Now, for three games I ain’t see!
RRRRRRRRRRRRRRAM IT!! appeared to have a halftime wakeup call, turning a nil-6 deficit into a 21-14 win in the Superdome. Much like Cincy, you can formally stick the fork in N’Awlins. Yes, even in THAT division.
Speaking of, MRSA Men somehow wasted a monster Bucky Irving performance (185 combined yards and a score, Stoma Fuckers faithful appreciated it), needing TWO Piniero missed placements just to take the home Black Panthers to Extra Time. First, Tampa’s kicker misses from 55. That means a Black Panther FG would win it, but just inside the 30 Chuba Hubbard can has fumble. Bucs move the ball down to the 10, and win 26-23 on the chip shot. 6-6, tied with ATL but losing the tiebreaker (H2H sweep). Still, they seem like a much better squadron than Dingleberry’s bunch.
The game of the day? I saw maybe 4 plays of it. Home Ratbirds went up 9-zip, but Tucker missed the extra point. Ruh roh, it would be a harbinger. He’d miss two more FGs later in the game, and they’d lose to the Iggles, 24-19. Before nodding off, I heard the Greatest Living American mention that Piniero was the all-time FG accuracy leader, at 89.7%, with Tucker just behind at 89.3%. Life came at them both fast today, in the same window.
Snow game in WNY? Fuck and yes, especially after Big Nap Energy. One team looked like they were having the time of their lives, the other…looked like they were from California. Tomsulas not quite dead at 5-7, but pretty damned close. Bills Mafia roll, 35-10. You ain’t seen nuttin!
I saw the Lawrence hit.
That dude needs to slide better or trot out of bounds. He looks like a giraffe out there; of course he gonna get poached.
Now that journalism is well and truly dead, the next iteration of Superman/Clark Kent should have a day job as a mild-mannered pediatrician who has an uncanny ability to diagnose injuries in children without exposing them to harmful radiation (and also he can identify what type of lingerie their concerned mothers are wearing).

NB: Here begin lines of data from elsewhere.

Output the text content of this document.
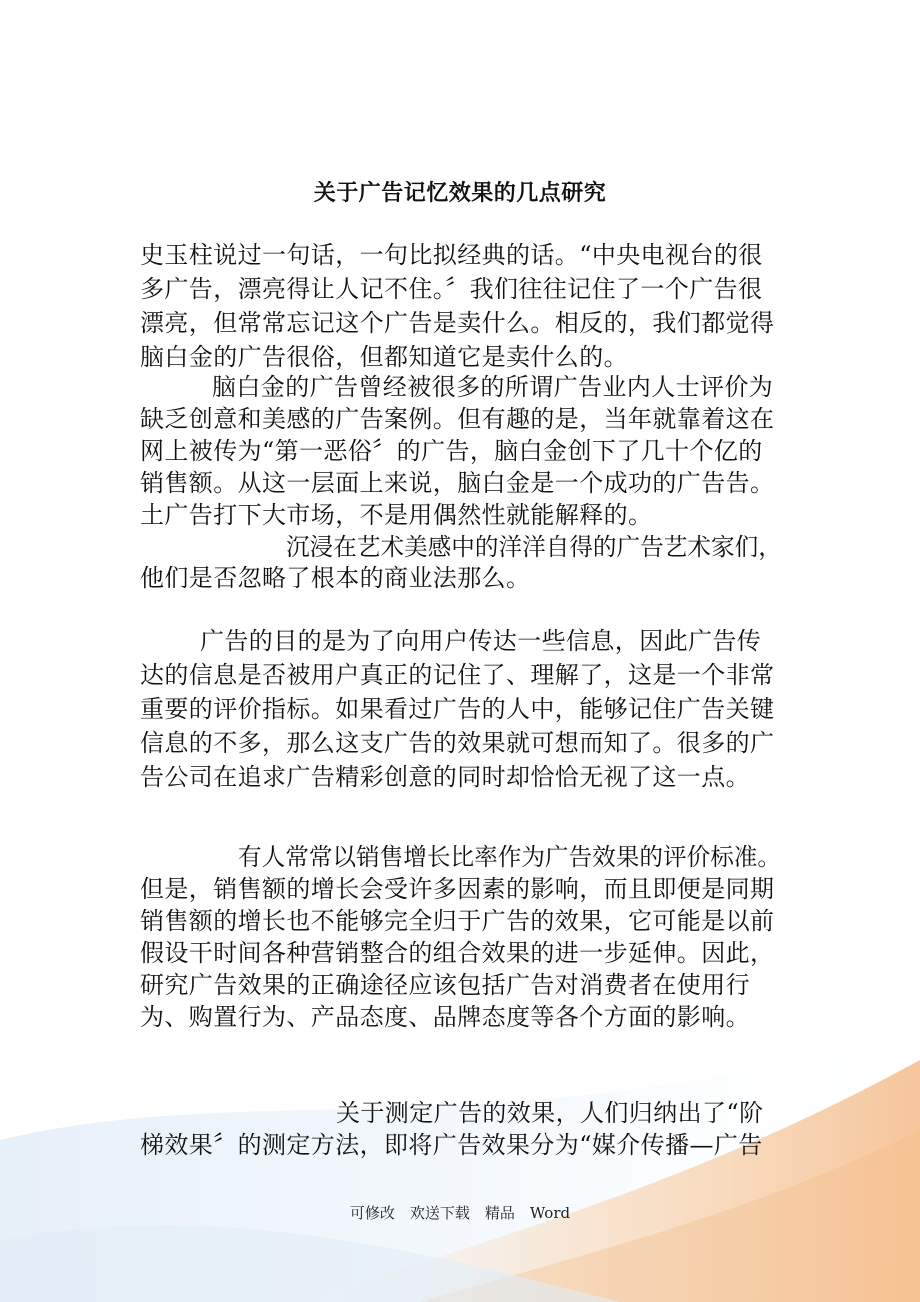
关于广告记忆效果的几点研究
史玉柱说过一句话，一句比拟经典的话。“中央电视台的很
多广告，漂亮得让人记不住。〞我们往往记住了一个广告很
漂亮，但常常忘记这个广告是卖什么。相反的，我们都觉得
脑白金的广告很俗，但都知道它是卖什么的。
脑白金的广告曾经被很多的所谓广告业内人士评价为
缺乏创意和美感的广告案例。但有趣的是，当年就靠着这在
网上被传为“第一恶俗〞的广告，脑白金创下了几十个亿的
销售额。从这一层面上来说，脑白金是一个成功的广告告。
土广告打下大市场，不是用偶然性就能解释的。
沉浸在艺术美感中的洋洋自得的广告艺术家们，
他们是否忽略了根本的商业法那么。
广告的目的是为了向用户传达一些信息，因此广告传
达的信息是否被用户真正的记住了、理解了，这是一个非常
重要的评价指标。如果看过广告的人中，能够记住广告关键
信息的不多，那么这支广告的效果就可想而知了。很多的广
告公司在追求广告精彩创意的同时却恰恰无视了这一点。
有人常常以销售增长比率作为广告效果的评价标准。
但是，销售额的增长会受许多因素的影响，而且即便是同期
销售额的增长也不能够完全归于广告的效果，它可能是以前
假设干时间各种营销整合的组合效果的进一步延伸。因此，
研究广告效果的正确途径应该包括广告对消费者在使用行
为、购置行为、产品态度、品牌态度等各个方面的影响。
关于测定广告的效果，人们归纳出了“阶
梯效果〞的测定方法，即将广告效果分为“媒介传播—广告
可修改　欢送下载　精品　Word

Don’t need X-Ray vision to do that. Tramp stamp == thong, otherwise bloomer undies.
That was an alternate universe Pittsburgh Steelers that played yesterday. J/k, I know the Bengals D is inept and Cincinnati makes all defenses look like that.
My daughter doesn’t watch football much, but she knows what she wants to see, and that’s the forward pass in all of its forms. Running is for suckers and losers, unless big gains are involved. She Was Entertained!

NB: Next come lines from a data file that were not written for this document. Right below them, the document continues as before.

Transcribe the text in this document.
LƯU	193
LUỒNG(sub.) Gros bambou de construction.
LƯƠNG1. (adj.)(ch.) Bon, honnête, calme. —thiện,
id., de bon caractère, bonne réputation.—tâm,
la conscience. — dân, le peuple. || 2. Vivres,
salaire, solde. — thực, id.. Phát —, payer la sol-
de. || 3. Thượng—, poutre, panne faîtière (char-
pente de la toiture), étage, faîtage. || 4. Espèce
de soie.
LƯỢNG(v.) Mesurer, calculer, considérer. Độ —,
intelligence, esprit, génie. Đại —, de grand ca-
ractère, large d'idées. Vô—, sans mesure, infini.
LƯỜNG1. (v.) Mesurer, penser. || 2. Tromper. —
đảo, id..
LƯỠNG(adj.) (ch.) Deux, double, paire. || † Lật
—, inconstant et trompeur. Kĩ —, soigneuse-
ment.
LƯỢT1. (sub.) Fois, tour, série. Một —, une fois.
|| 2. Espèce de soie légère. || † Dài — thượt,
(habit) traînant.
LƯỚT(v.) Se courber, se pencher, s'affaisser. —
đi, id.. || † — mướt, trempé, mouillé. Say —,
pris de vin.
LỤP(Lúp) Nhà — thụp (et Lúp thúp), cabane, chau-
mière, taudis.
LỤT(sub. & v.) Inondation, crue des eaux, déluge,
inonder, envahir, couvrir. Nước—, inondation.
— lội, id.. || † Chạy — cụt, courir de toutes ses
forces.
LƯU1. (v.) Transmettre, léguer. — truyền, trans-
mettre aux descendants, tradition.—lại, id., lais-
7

I was having a great day yesterday. Got up early and did needed housework and worky work. Then left the house for the 1st time since THU, for a political* meet—with a cash bar. At 10:30 AM! 😝 Hooray social lubrication. With spirits high I then went to the sportsbook for an educated guess, not-that-stupid same game parlay for TEN @ DC. Hell, I even got home in time to catch the last 11 mins. of glorioUs Red Zone muzak and heat pizza leftovers. By the start of the 2nd QRT (TEN 0 : 28 DC), I changed to the PIT @ CIN game. Then napped through most of the 2nd window and snow game. Fucking TEN. I did go 3-0 in FF, so 🎉
* My pledge is: la República de Puerto Rico WILL have Sunday Ticket available.
THIS GUY DON T I CALL THIS GUY DENNIS HASTERT’S SEX LIFE WHILE STUDYING AT NORTHERN ILLINOIS UNIVERSITY BECAUSE HE’S UP EARLY TO MAKE DEFINITIVE CLAIMS TO THE PLEDGE HE FINDS MOST DESIREABLE!
I was awake, Hippo, despite taking the same opiates in the same irresponsible doses.